The Corpus Configuration File: Overview
For the software to be able to use a corpus, there are a number of things in needs to know. They are specified in the corpus configuration file, a file located in the registry directory with a filename which is the corpus identifier on the system (and is, in simple cases, the corpus name, eg 'bnc').
Types of information held in the corpus config file are:
- Basic facts about the corpus
- Locations of data on the file system
- Attributes of words and structures
- To control the search interface:
- options for Word classes and lemmas
- Subcorpus creation interface
- To control concordance display
- Management, technical, processing details
A simple corpus config file is:
PATH /corpora/test1
ATTRIBUTE word
ATTRIBUTE tag
ATTRIBUTE lemma
STRUCTURE doc {
ATTRIBUTE title
ATTRIBUTE region
}
STRUCTURE p
STRUCTURE s
This shows, firstly, the structure of a corpus config file. It contains a set of feature-value pairs where the feature, on the left, must be one of a set of words that the system recognises and knows how to interpret. All features are explained in this set of documentation pages and the full list (with minimal documentation) is [SkE/Config/FullDoc here].
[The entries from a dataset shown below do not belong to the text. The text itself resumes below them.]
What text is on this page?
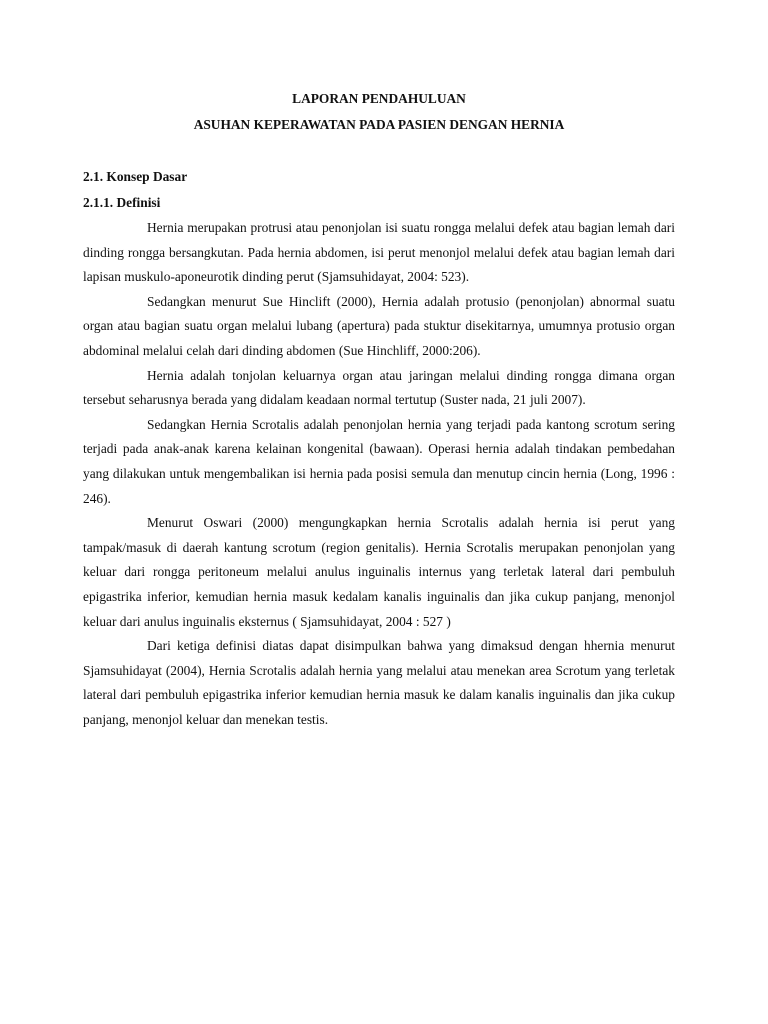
LAPORAN PENDAHULUAN

ASUHAN KEPERAWATAN PADA PASIEN DENGAN HERNIA

2.1. Konsep Dasar

2.1.1. Definisi

Hernia merupakan protrusi atau penonjolan isi suatu rongga melalui defek atau bagian lemah dari dinding rongga bersangkutan. Pada hernia abdomen, isi perut menonjol melalui defek atau bagian lemah dari lapisan muskulo-aponeurotik dinding perut (Sjamsuhidayat, 2004: 523).

Sedangkan menurut Sue Hinclift (2000), Hernia adalah protusio (penonjolan) abnormal suatu organ atau bagian suatu organ melalui lubang (apertura) pada stuktur disekitarnya, umumnya protusio organ abdominal melalui celah dari dinding abdomen (Sue Hinchliff, 2000:206).

Hernia adalah tonjolan keluarnya organ atau jaringan melalui dinding rongga dimana organ tersebut seharusnya berada yang didalam keadaan normal tertutup (Suster nada, 21 juli 2007).

Sedangkan Hernia Scrotalis adalah penonjolan hernia yang terjadi pada kantong scrotum sering terjadi pada anak-anak karena kelainan kongenital (bawaan). Operasi hernia adalah tindakan pembedahan yang dilakukan untuk mengembalikan isi hernia pada posisi semula dan menutup cincin hernia (Long, 1996 : 246).

Menurut Oswari (2000) mengungkapkan hernia Scrotalis adalah hernia isi perut yang tampak/masuk di daerah kantung scrotum (region genitalis). Hernia Scrotalis merupakan penonjolan yang keluar dari rongga peritoneum melalui anulus inguinalis internus yang terletak lateral dari pembuluh epigastrika inferior, kemudian hernia masuk kedalam kanalis inguinalis dan jika cukup panjang, menonjol keluar dari anulus inguinalis eksternus ( Sjamsuhidayat, 2004 : 527 )

Dari ketiga definisi diatas dapat disimpulkan bahwa yang dimaksud dengan hhernia menurut Sjamsuhidayat (2004), Hernia Scrotalis adalah hernia yang melalui atau menekan area Scrotum yang terletak lateral dari pembuluh epigastrika inferior kemudian hernia masuk ke dalam kanalis inguinalis dan jika cukup panjang, menonjol keluar dan menekan testis.
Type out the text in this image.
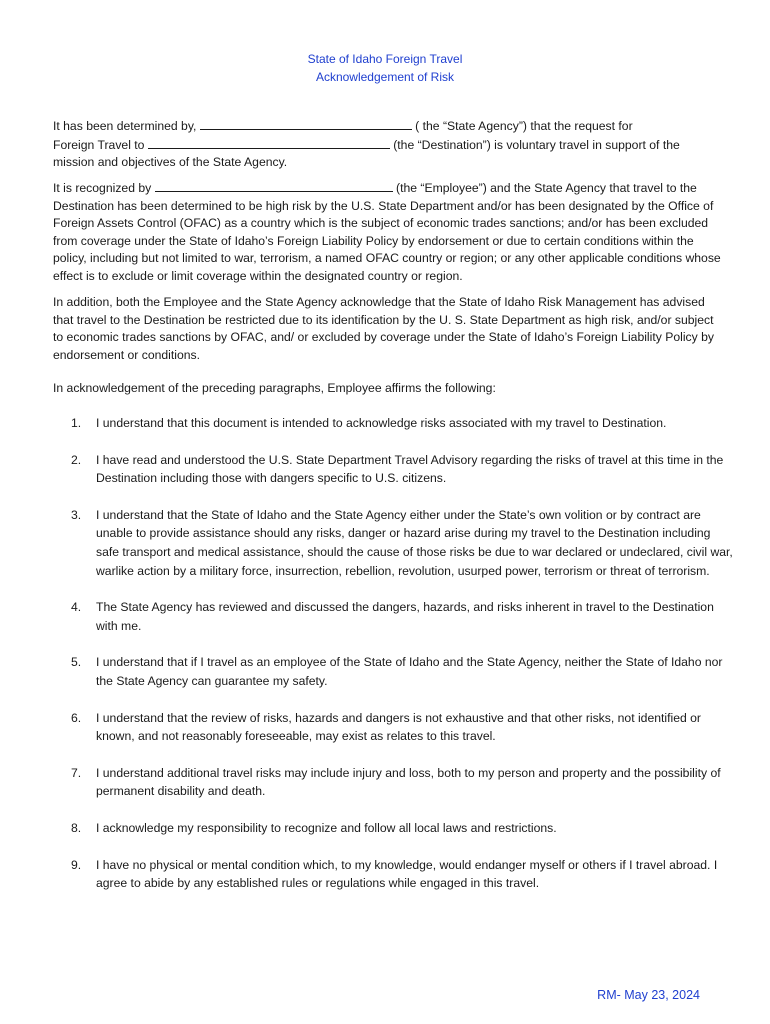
State of Idaho Foreign Travel
Acknowledgement of Risk

It has been determined by,	( the “State Agency”) that the request for
Foreign Travel to	(the “Destination”) is voluntary travel in support of the
mission and objectives of the State Agency.

It is recognized by	(the “Employee”) and the State Agency that travel to the Destination has been determined to be high risk by the U.S. State Department and/or has been designated by the Office of Foreign Assets Control (OFAC) as a country which is the subject of economic trades sanctions; and/or has been excluded from coverage under the State of Idaho’s Foreign Liability Policy by endorsement or due to certain conditions within the policy, including but not limited to war, terrorism, a named OFAC country or region; or any other applicable conditions whose effect is to exclude or limit coverage within the designated country or region.

In addition, both the Employee and the State Agency acknowledge that the State of Idaho Risk Management has advised that travel to the Destination be restricted due to its identification by the U. S. State Department as high risk, and/or subject to economic trades sanctions by OFAC, and/ or excluded by coverage under the State of Idaho’s Foreign Liability Policy by endorsement or conditions.

In acknowledgement of the preceding paragraphs, Employee affirms the following:

1.	I understand that this document is intended to acknowledge risks associated with my travel to Destination.
2.	I have read and understood the U.S. State Department Travel Advisory regarding the risks of travel at this time in the Destination including those with dangers specific to U.S. citizens.
3.	I understand that the State of Idaho and the State Agency either under the State’s own volition or by contract are unable to provide assistance should any risks, danger or hazard arise during my travel to the Destination including safe transport and medical assistance, should the cause of those risks be due to war declared or undeclared, civil war, warlike action by a military force, insurrection, rebellion, revolution, usurped power, terrorism or threat of terrorism.
4.	The State Agency has reviewed and discussed the dangers, hazards, and risks inherent in travel to the Destination with me.
5.	I understand that if I travel as an employee of the State of Idaho and the State Agency, neither the State of Idaho nor the State Agency can guarantee my safety.
6.	I understand that the review of risks, hazards and dangers is not exhaustive and that other risks, not identified or known, and not reasonably foreseeable, may exist as relates to this travel.
7.	I understand additional travel risks may include injury and loss, both to my person and property and the possibility of permanent disability and death.
8.	I acknowledge my responsibility to recognize and follow all local laws and restrictions.
9.	I have no physical or mental condition which, to my knowledge, would endanger myself or others if I travel abroad. I agree to abide by any established rules or regulations while engaged in this travel.
RM- May 23, 2024
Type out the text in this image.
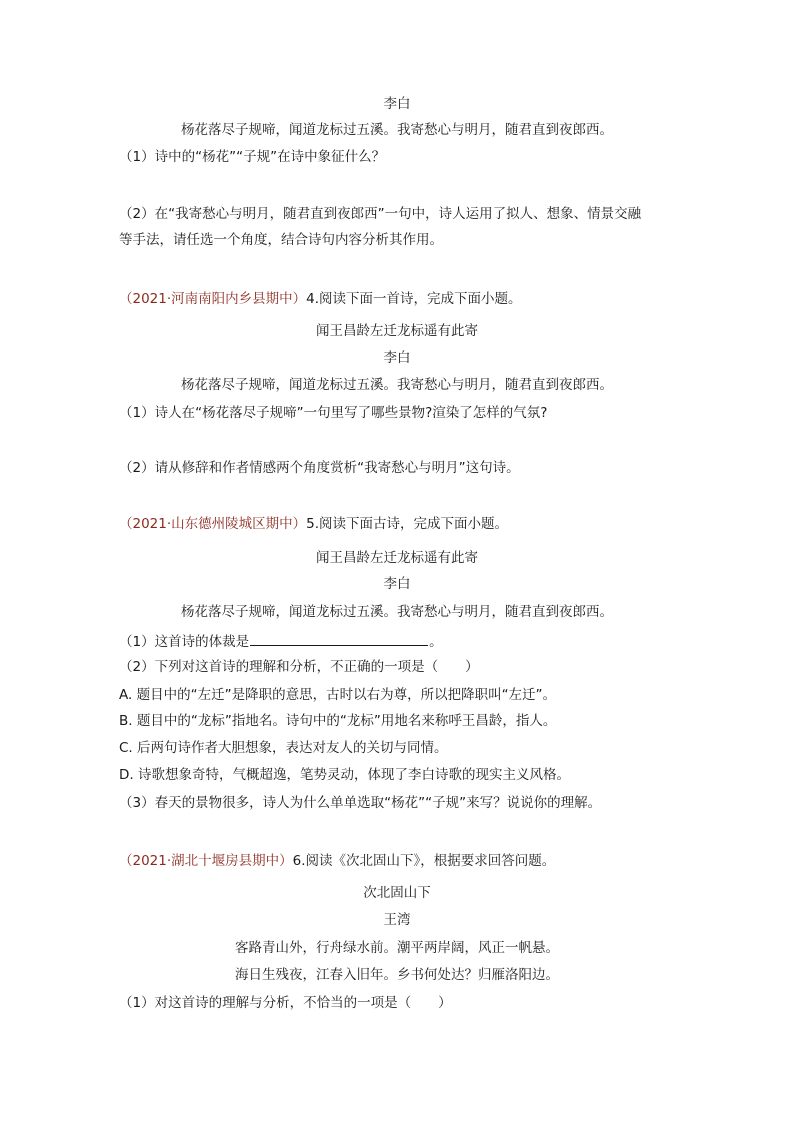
李白
杨花落尽子规啼，闻道龙标过五溪。我寄愁心与明月，随君直到夜郎西。
（1）诗中的“杨花”“子规”在诗中象征什么？
（2）在“我寄愁心与明月，随君直到夜郎西”一句中，诗人运用了拟人、想象、情景交融
等手法，请任选一个角度，结合诗句内容分析其作用。
（2021·河南南阳内乡县期中）4.阅读下面一首诗，完成下面小题。
闻王昌龄左迁龙标遥有此寄
李白
杨花落尽子规啼，闻道龙标过五溪。我寄愁心与明月，随君直到夜郎西。
（1）诗人在“杨花落尽子规啼”一句里写了哪些景物?渲染了怎样的气氛?
（2）请从修辞和作者情感两个角度赏析“我寄愁心与明月”这句诗。
（2021·山东德州陵城区期中）5.阅读下面古诗，完成下面小题。
闻王昌龄左迁龙标遥有此寄
李白
杨花落尽子规啼，闻道龙标过五溪。我寄愁心与明月，随君直到夜郎西。
（1）这首诗的体裁是	。
（2）下列对这首诗的理解和分析，不正确的一项是（　　）
A. 题目中的“左迁”是降职的意思，古时以右为尊，所以把降职叫“左迁”。
B. 题目中的“龙标”指地名。诗句中的“龙标”用地名来称呼王昌龄，指人。
C. 后两句诗作者大胆想象，表达对友人的关切与同情。
D. 诗歌想象奇特，气概超逸，笔势灵动，体现了李白诗歌的现实主义风格。
（3）春天的景物很多，诗人为什么单单选取“杨花”“子规”来写？说说你的理解。
（2021·湖北十堰房县期中）6.阅读《次北固山下》，根据要求回答问题。
次北固山下
王湾
客路青山外，行舟绿水前。潮平两岸阔，风正一帆悬。
海日生残夜，江春入旧年。乡书何处达？归雁洛阳边。
（1）对这首诗的理解与分析，不恰当的一项是（　　）
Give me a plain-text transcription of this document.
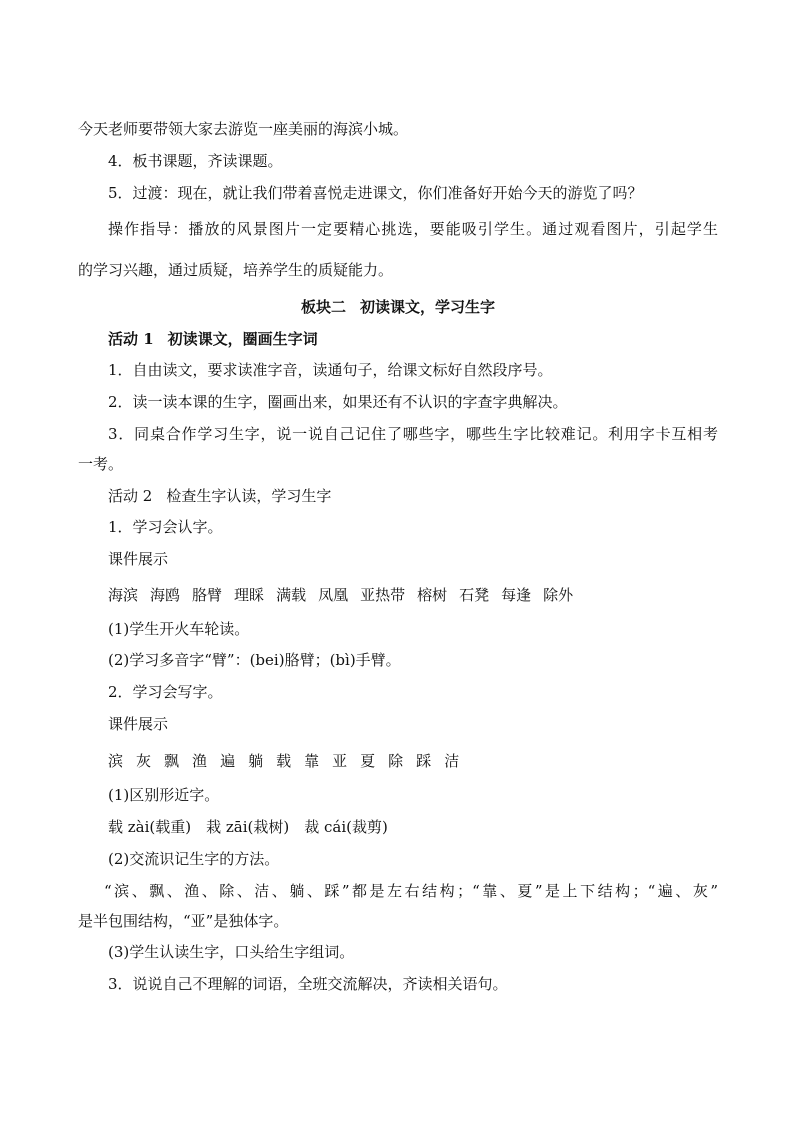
今天老师要带领大家去游览一座美丽的海滨小城。
4．板书课题，齐读课题。
5．过渡：现在，就让我们带着喜悦走进课文，你们准备好开始今天的游览了吗？
操作指导：播放的风景图片一定要精心挑选，要能吸引学生。通过观看图片，引起学生
的学习兴趣，通过质疑，培养学生的质疑能力。
板块二 初读课文，学习生字
活动 1 初读课文，圈画生字词
1．自由读文，要求读准字音，读通句子，给课文标好自然段序号。
2．读一读本课的生字，圈画出来，如果还有不认识的字查字典解决。
3．同桌合作学习生字，说一说自己记住了哪些字，哪些生字比较难记。利用字卡互相考
一考。
活动 2 检查生字认读，学习生字
1．学习会认字。
课件展示
海滨 海鸥 胳臂 理睬 满载 凤凰 亚热带 榕树 石凳 每逢 除外
(1)学生开火车轮读。
(2)学习多音字“臂”：(bei)胳臂；(bì)手臂。
2．学习会写字。
课件展示
滨 灰 飘 渔 遍 躺 载 靠 亚 夏 除 踩 洁
(1)区别形近字。
载 zài(载重)　栽 zāi(栽树)　裁 cái(裁剪)
(2)交流识记生字的方法。
“滨、飘、渔、除、洁、躺、踩”都是左右结构；“靠、夏”是上下结构；“遍、灰”
是半包围结构，“亚”是独体字。
(3)学生认读生字，口头给生字组词。
3．说说自己不理解的词语，全班交流解决，齐读相关语句。
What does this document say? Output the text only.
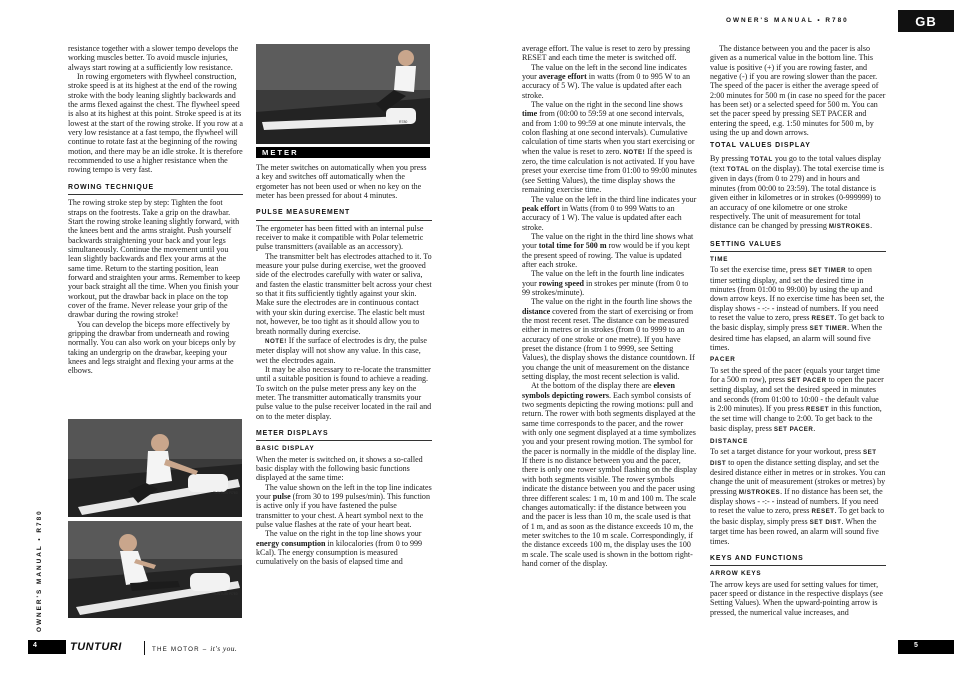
OWNER'S MANUAL • R780	GB
OWNER'S MANUAL • R780

resistance together with a slower tempo develops the working muscles better. To avoid muscle injuries, always start rowing at a sufficiently low resistance.

In rowing ergometers with flywheel construction, stroke speed is at its highest at the end of the rowing stroke with the body leaning slightly backwards and the arms flexed against the chest. The flywheel speed is also at its highest at this point. Stroke speed is at its lowest at the start of the rowing stroke. If you row at a very low resistance at a fast tempo, the flywheel will continue to rotate fast at the beginning of the rowing motion, and there may be an idle stroke. It is therefore recommended to use a higher resistance when the rowing tempo is very fast.

ROWING TECHNIQUE

The rowing stroke step by step: Tighten the foot straps on the footrests. Take a grip on the drawbar. Start the rowing stroke leaning slightly forward, with the knees bent and the arms straight. Push yourself backwards straightening your back and your legs simultaneously. Continue the movement until you lean slightly backwards and flex your arms at the same time. Return to the starting position, lean forward and straighten your arms. Remember to keep your back straight all the time. When you finish your workout, put the drawbar back in place on the top cover of the frame. Never release your grip of the drawbar during the rowing stroke!

You can develop the biceps more effectively by gripping the drawbar from underneath and rowing normally. You can also work on your biceps only by taking an undergrip on the drawbar, keeping your knees and legs straight and flexing your arms at the elbows.

TUNTURI R780
TUNTURI R780
R780
METER

The meter switches on automatically when you press a key and switches off automatically when the ergometer has not been used or when no key on the meter has been pressed for about 4 minutes.

PULSE MEASUREMENT

The ergometer has been fitted with an internal pulse receiver to make it compatible with Polar telemetric pulse transmitters (available as an accessory).

The transmitter belt has electrodes attached to it. To measure your pulse during exercise, wet the grooved side of the electrodes carefully with water or saliva, and fasten the elastic transmitter belt across your chest so that it fits sufficiently tightly against your skin. Make sure the electrodes are in continuous contact with your skin during exercise. The elastic belt must not, however, be too tight as it should allow you to breath normally during exercise.

NOTE! If the surface of electrodes is dry, the pulse meter display will not show any value. In this case, wet the electrodes again.

It may be also necessary to re-locate the transmitter until a suitable position is found to achieve a reading. To switch on the pulse meter press any key on the meter. The transmitter automatically transmits your pulse value to the pulse receiver located in the rail and on to the meter display.

METER DISPLAYS
BASIC DISPLAY

When the meter is switched on, it shows a so-called basic display with the following basic functions displayed at the same time:

The value shown on the left in the top line indicates your pulse (from 30 to 199 pulses/min). This function is active only if you have fastened the pulse transmitter to your chest. A heart symbol next to the pulse value flashes at the rate of your heart beat.

The value on the right in the top line shows your energy consumption in kilocalories (from 0 to 999 kCal). The energy consumption is measured cumulatively on the basis of elapsed time and

average effort. The value is reset to zero by pressing RESET and each time the meter is switched off.

The value on the left in the second line indicates your average effort in watts (from 0 to 995 W to an accuracy of 5 W). The value is updated after each stroke.

The value on the right in the second line shows time from (00:00 to 59:59 at one second intervals, and from 1:00 to 99:59 at one minute intervals, the colon flashing at one second intervals). Cumulative calculation of time starts when you start exercising or when the value is reset to zero. NOTE! If the speed is zero, the time calculation is not activated. If you have preset your exercise time from 01:00 to 99:00 minutes (see Setting Values), the time display shows the remaining exercise time.

The value on the left in the third line indicates your peak effort in Watts (from 0 to 999 Watts to an accuracy of 1 W). The value is updated after each stroke.

The value on the right in the third line shows what your total time for 500 m row would be if you kept the present speed of rowing. The value is updated after each stroke.

The value on the left in the fourth line indicates your rowing speed in strokes per minute (from 0 to 99 strokes/minute).

The value on the right in the fourth line shows the distance covered from the start of exercising or from the most recent reset. The distance can be measured either in metres or in strokes (from 0 to 9999 to an accuracy of one stroke or one metre). If you have preset the distance (from 1 to 9999, see Setting Values), the display shows the distance countdown. If you change the unit of measurement on the distance setting display, the most recent selection is valid.

At the bottom of the display there are eleven symbols depicting rowers. Each symbol consists of two segments depicting the rowing motions: pull and return. The rower with both segments displayed at the same time corresponds to the pacer, and the rower with only one segment displayed at a time symbolizes you and your present rowing motion. The symbol for the pacer is normally in the middle of the display line. If there is no distance between you and the pacer, there is only one rower symbol flashing on the display with both segments visible. The rower symbols indicate the distance between you and the pacer using three different scales: 1 m, 10 m and 100 m. The scale changes automatically: if the distance between you and the pacer is less than 10 m, the scale used is that of 1 m, and as soon as the distance exceeds 10 m, the meter switches to the 10 m scale. Correspondingly, if the distance exceeds 100 m, the display uses the 100 m scale. The scale used is shown in the bottom right-hand corner of the display.

The distance between you and the pacer is also given as a numerical value in the bottom line. This value is positive (+) if you are rowing faster, and negative (-) if you are rowing slower than the pacer. The speed of the pacer is either the average speed of 2:00 minutes for 500 m (in case no speed for the pacer has been set) or a selected speed for 500 m. You can set the pacer speed by pressing SET PACER and entering the speed, e.g. 1:50 minutes for 500 m, by using the up and down arrows.

TOTAL VALUES DISPLAY

By pressing TOTAL you go to the total values display (text TOTAL on the display). The total exercise time is given in days (from 0 to 279) and in hours and minutes (from 00:00 to 23:59). The total distance is given either in kilometres or in strokes (0-999999) to an accuracy of one kilometre or one stroke respectively. The unit of measurement for total distance can be changed by pressing M/STROKES.

SETTING VALUES
TIME

To set the exercise time, press SET TIMER to open timer setting display, and set the desired time in minutes (from 01:00 to 99:00) by using the up and down arrow keys. If no exercise time has been set, the display shows - -:- - instead of numbers. If you need to reset the value to zero, press RESET. To get back to the basic display, simply press SET TIMER. When the desired time has elapsed, an alarm will sound five times.

PACER

To set the speed of the pacer (equals your target time for a 500 m row), press SET PACER to open the pacer setting display, and set the desired speed in minutes and seconds (from 01:00 to 10:00 - the default value is 2:00 minutes). If you press RESET in this function, the set time will change to 2:00. To get back to the basic display, press SET PACER.

DISTANCE

To set a target distance for your workout, press SET DIST to open the distance setting display, and set the desired distance either in metres or in strokes. You can change the unit of measurement (strokes or metres) by pressing M/STROKES. If no distance has been set, the display shows - -:- - instead of numbers. If you need to reset the value to zero, press RESET. To get back to the basic display, simply press SET DIST. When the target time has been rowed, an alarm will sound five times.

KEYS AND FUNCTIONS
ARROW KEYS

The arrow keys are used for setting values for timer, pacer speed or distance in the respective displays (see Setting Values). When the upward-pointing arrow is pressed, the numerical value increases, and

4	TUNTURI	THE MOTOR – it's you.	5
Note: The configuration file uses a general ATTRIBUTE value syntax. If the value contains anything else than lower-case letters, you have to enclose it into quotes or apostrophes, just like this: ATTRIBUTE "Complex-value".
The example states that
- The location of the indexed corpus data on the system is /corpora/test1
- The vertical file contains three columns, contents of which will be called 'word', 'tag' and 'lemma'
- The text is in structural units of type 'doc', 's' and 'p'. Units of type 'doc' have associated attributes 'title' and 'region'.
As the example illustrates,
- each nonempty line begns with a feature name and then gives its value
- values can be simple or can themselves be complex or further specified in a block enclosed in { ... }.